富士山写真の最優秀賞に「合成」指摘 「満月撮れない」

富士山など地元の景観を全国に発信しようと山梨県忍野村が1989年に始めた「富士忍野グランプリフォトコンテスト」。

今年の第30回グランプリ(最優秀)賞に輝いた作品が「合成写真だ」との指摘が相次いだのです。

村によると、受賞者は「多重露光で撮影し、カメラ内の技術で作った作品」などと説明したということです。

デジタル技術が進歩し、写真のあり方を問う声も出ています。

↓合成写真

指摘があったのはパール富士と呼ばれる構図の写真

神奈川県の男性が応募した「紅富士輝」と題する写真。

朝焼けの富士山の背後に満月が沈む「パール富士」と呼ばれる構図です。

撮影日時は2019年11月15日午前6時25分、撮影場所は村の忍野中学校近くと申告されています。

写真愛好家から指摘を受ける

村が3月半ばにホームページに掲載。

すると、富士山を撮影してきた富士北麓(ほくろく)の写真愛好家ら十数人からの指摘を受けたのです。

合成だと村に訴えたり、SNSに投稿したりしたのです。

「申告の日時に、忍野村から朝焼けの富士山頂と満月が絡む風景は撮れない」というのが指摘内容です。

そうした構図で撮影できるのは3年後までないということです。

稚拙な合成写真という声も

地元の介護福祉士、天野秀光さん(66)は写真歴50年の「富士山マニア」。

忍野村のコンテストでも入賞歴があり、「グランプリ作品は極めて稚拙な合成写真だ。
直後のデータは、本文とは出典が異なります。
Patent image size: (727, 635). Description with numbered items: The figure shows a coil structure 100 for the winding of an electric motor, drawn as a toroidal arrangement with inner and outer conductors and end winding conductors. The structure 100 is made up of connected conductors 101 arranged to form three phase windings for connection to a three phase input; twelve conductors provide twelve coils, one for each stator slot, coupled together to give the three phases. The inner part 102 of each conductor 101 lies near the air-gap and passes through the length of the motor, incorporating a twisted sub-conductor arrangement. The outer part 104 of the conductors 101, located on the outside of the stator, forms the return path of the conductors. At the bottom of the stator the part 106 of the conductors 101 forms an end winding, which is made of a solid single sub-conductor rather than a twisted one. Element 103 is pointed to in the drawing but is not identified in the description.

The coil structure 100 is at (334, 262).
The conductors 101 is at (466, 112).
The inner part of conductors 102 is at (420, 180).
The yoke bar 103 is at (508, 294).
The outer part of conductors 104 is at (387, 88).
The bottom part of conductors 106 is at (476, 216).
満月の背景に雲が写るはずがなく、富士山頂の高さにある月は赤くならない」と憤っています。

東京都内の画商で、趣味の写真ではパール富士が一番の撮影対象だという本庄俊男さん(79)も「撮影できる場所には毎回、大勢が集まる。申告の日時に写真の構図はなかった」と断言。
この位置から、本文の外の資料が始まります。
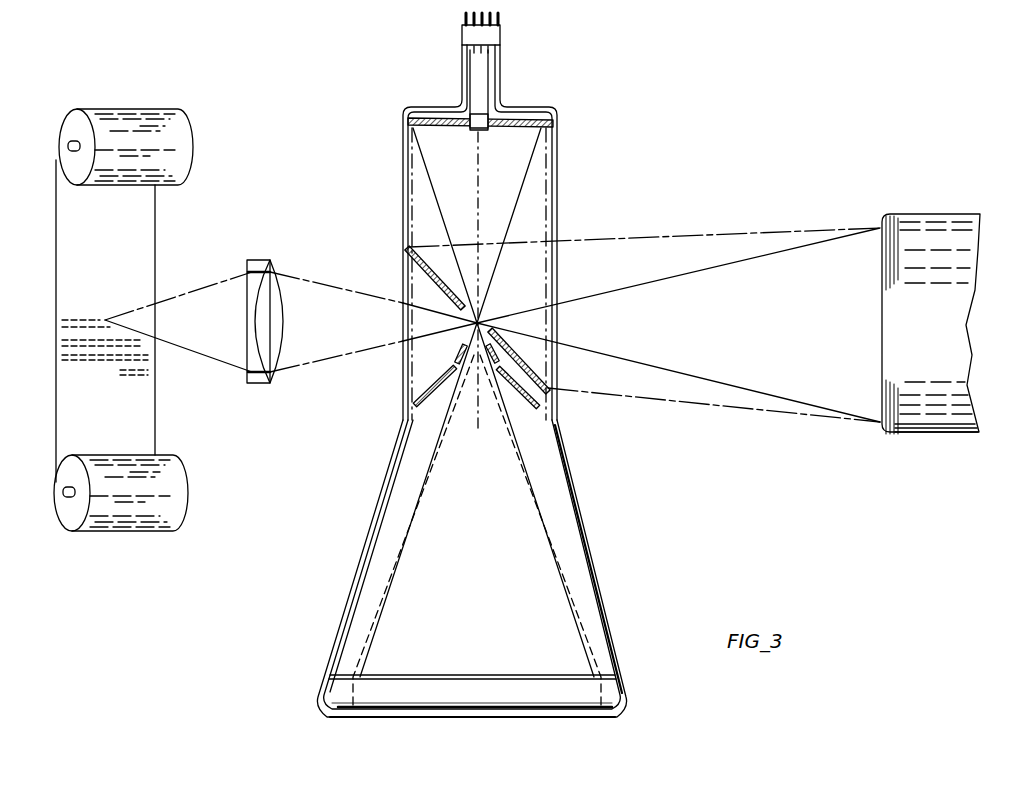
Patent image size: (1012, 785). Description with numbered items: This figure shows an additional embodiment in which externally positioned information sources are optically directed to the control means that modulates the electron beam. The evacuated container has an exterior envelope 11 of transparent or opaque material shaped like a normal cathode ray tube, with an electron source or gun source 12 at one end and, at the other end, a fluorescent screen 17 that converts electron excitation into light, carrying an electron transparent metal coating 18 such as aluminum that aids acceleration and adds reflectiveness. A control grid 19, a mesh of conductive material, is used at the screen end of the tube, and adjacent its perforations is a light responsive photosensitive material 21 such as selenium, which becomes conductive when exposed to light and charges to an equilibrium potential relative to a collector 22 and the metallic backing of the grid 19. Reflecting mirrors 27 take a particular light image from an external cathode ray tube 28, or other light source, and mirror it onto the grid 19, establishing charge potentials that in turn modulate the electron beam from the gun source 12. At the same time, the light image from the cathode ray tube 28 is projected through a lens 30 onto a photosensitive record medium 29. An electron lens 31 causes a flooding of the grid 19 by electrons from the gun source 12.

The exterior envelope 11 is at (585, 558).
The electron source 12 is at (484, 78).
The fluorescent screen 17 is at (372, 716).
The electron transparent metal coating 18 is at (510, 707).
The control grid 19 is at (478, 678).
The light responsive photosensitive material 21 is at (425, 677).
The collector 22 is at (362, 578).
The reflecting mirrors 27 is at (423, 245).
The cathode ray tube 28 is at (946, 470).
The photosensitive record medium 29 is at (140, 425).
The lens 30 is at (270, 362).
The electron lens 31 is at (418, 410).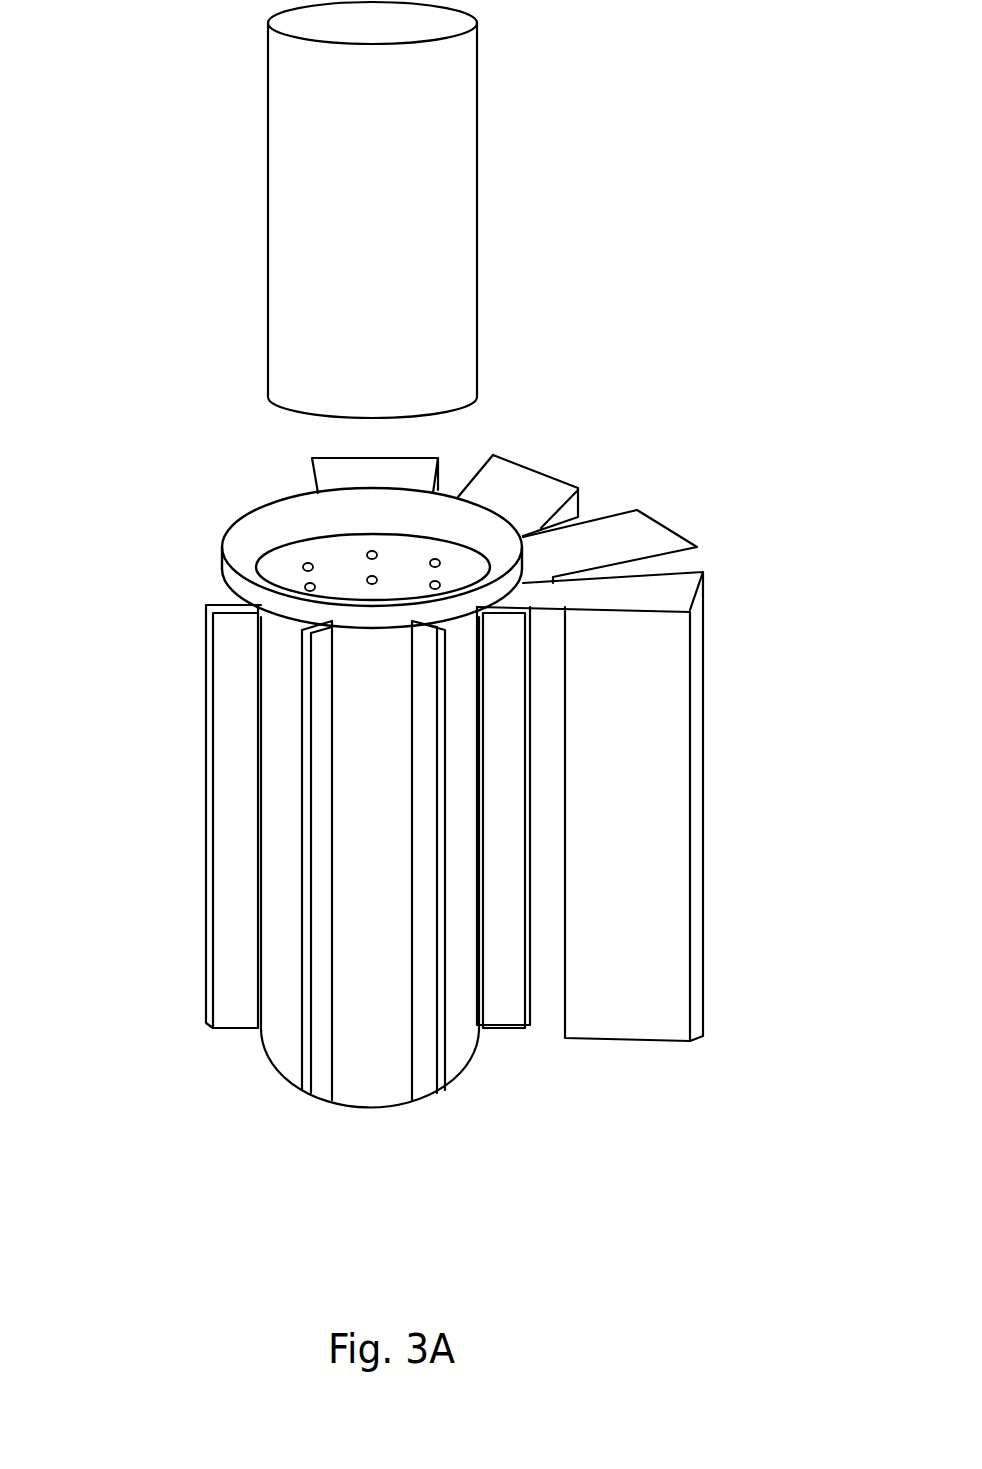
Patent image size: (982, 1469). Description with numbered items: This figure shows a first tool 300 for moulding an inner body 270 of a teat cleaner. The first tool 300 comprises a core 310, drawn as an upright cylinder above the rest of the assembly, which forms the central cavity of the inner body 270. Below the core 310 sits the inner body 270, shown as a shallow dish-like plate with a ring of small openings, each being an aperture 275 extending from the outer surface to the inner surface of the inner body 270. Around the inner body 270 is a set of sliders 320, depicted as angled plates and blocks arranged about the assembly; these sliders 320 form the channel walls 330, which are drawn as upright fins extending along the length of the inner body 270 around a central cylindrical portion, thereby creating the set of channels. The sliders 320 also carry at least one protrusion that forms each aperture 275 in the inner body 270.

The first tool 300 is at (742, 55).
The core 310 is at (430, 245).
The set of sliders 320 is at (593, 593).
The inner body 270 is at (263, 538).
The aperture 275 is at (370, 552).
The channel walls 330 is at (497, 705).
別の写真愛好家の男性(63)が天体の軌道を調べるアプリで調べると、申告された時間の月は富士山と逆の方角にあったということでした。

ネットの声

「風景写真が趣味であるけれど人が集まる撮影スポットに行くことはほとんどない。人と同じ写真撮ったって楽しくない。目の前に広がる光景を自分なりの切り取り方で写真に落とし込むのが醍醐味だと思っている。多重露光に賛否はあるだろうけどそこに無いものをあるように撮るのは自分は虚飾に感じてしまうのでやらない。」

「これはもう選考する主催者のさじ加減ひとつなのでは。主催者がどんな写真を求めているか。村の景観をテーマにした写真美術作品を、ということならなんでもアリではないかな。この景色を見にきてもらいたい、という趣旨なら実際見られない景色の写真ではダメでしょう。」

「正直どこまでがOKか基準が不明瞭なのも問題だと思う。栗林慧さんの昆虫写真展に昨年伺ったら、NHKでも取り上げられた何百もの蛍が映る写真は数多くの写真(蛍の軌道)を合成して作って時間かかって大変だったと、ご本人から説明受けました。最近の写真は皆そうなのだよと言われて、そういうものなのだと当時納得しました。プロが合成して作られているので、アマチュアの方もどこまでが許容範囲なのかわからない。」

プロの世界では、合成写真を許容するところもあるようです。しかし、一般の人が参加する写真展はご法度にしてほしいです。

合成OKというのなら別ですが、そもそも合成なし…ということで写真展が開かれてるように思います。